Ce sera cette même Clara qui lui fera une coiffure éblouissante qui mettra en évidence
sa beauté et lui offrira des produits cosmétiques de luxe au chapitre 2, page 18 : « Sur-le-
champ(…) elle m’appliqua avec dextérité un défrisant dans les cheveux. De mes cheveux
maintenant défrisés, elle réussit à faire émerger une coiffure qui avant même son terme,
annonçait son originalité et sa réussite. Elle avait raison, j’étais très belle (...) Fany mit les
boîtes de produits de beauté dans mon sac à main, puis le reste dans un sachet noir. »
Comme on le constate, le sens de l’amitié de Clara permettra à Fleury de s’affirmer.

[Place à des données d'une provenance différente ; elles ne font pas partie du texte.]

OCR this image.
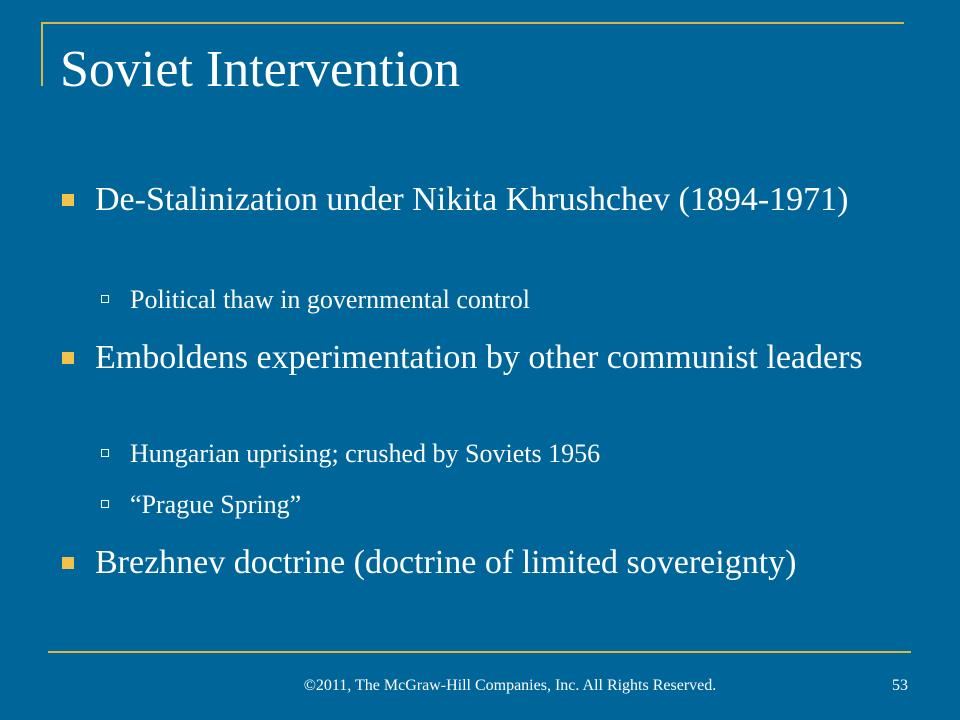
Soviet Intervention
De-Stalinization under Nikita Khrushchev (1894-1971)
Political thaw in governmental control
Emboldens experimentation by other communist leaders
Hungarian uprising; crushed by Soviets 1956
“Prague Spring”
Brezhnev doctrine (doctrine of limited sovereignty)
©2011, The McGraw-Hill Companies, Inc. All Rights Reserved.	53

Cette nouvelle coiffure de Fleury lèvera le voile sur sa beauté car « En ville [elle] ne
[passait] plus inaperçue (…) Des hommes connus ou inconnus, se surpassèrent en ruse pour
[la] séduire. » (cf. page 23)
Fleury était donc devenue une reine de beauté, dans la ville de Boignikro, qui faisait
soupirer des hommes respectables.
CONCLUSION

Sur ces Vingt et Un chapitres courant sur 140 pages, Macaire Etty enseigne, conseille et
met face à des réalités qui font parties de notre quotidien. Chacun y reçoit sa part, les jeunes et
particulièrement les jeunes filles sont invités à ne pas succomber à la facilité malgré les
difficultés, les enseignants à exercer leur métier avec loyauté et les cadres à ne pas user de
leur statut pour intimider les plus vulnérables. Ce roman sera toujours d’actualité au vu de la
pertinence de ses thèmes sociaux-scolaires et de la persistance des maux qui sévissent dans
les écoles et universités. A preuve, notre héroïne était très brillante mais est passée dare-dare
dans le filet. Au-delà, plusieurs jeunes filles se laissent encore en ce 21ème siècle, dicter par
les compromissions, le suivisme, les effets de mode. Au-delà, tous sont coupables. Toutes les
parties intéressées pertinentes du système, depuis la demande jusqu’à l’offre d’éducation.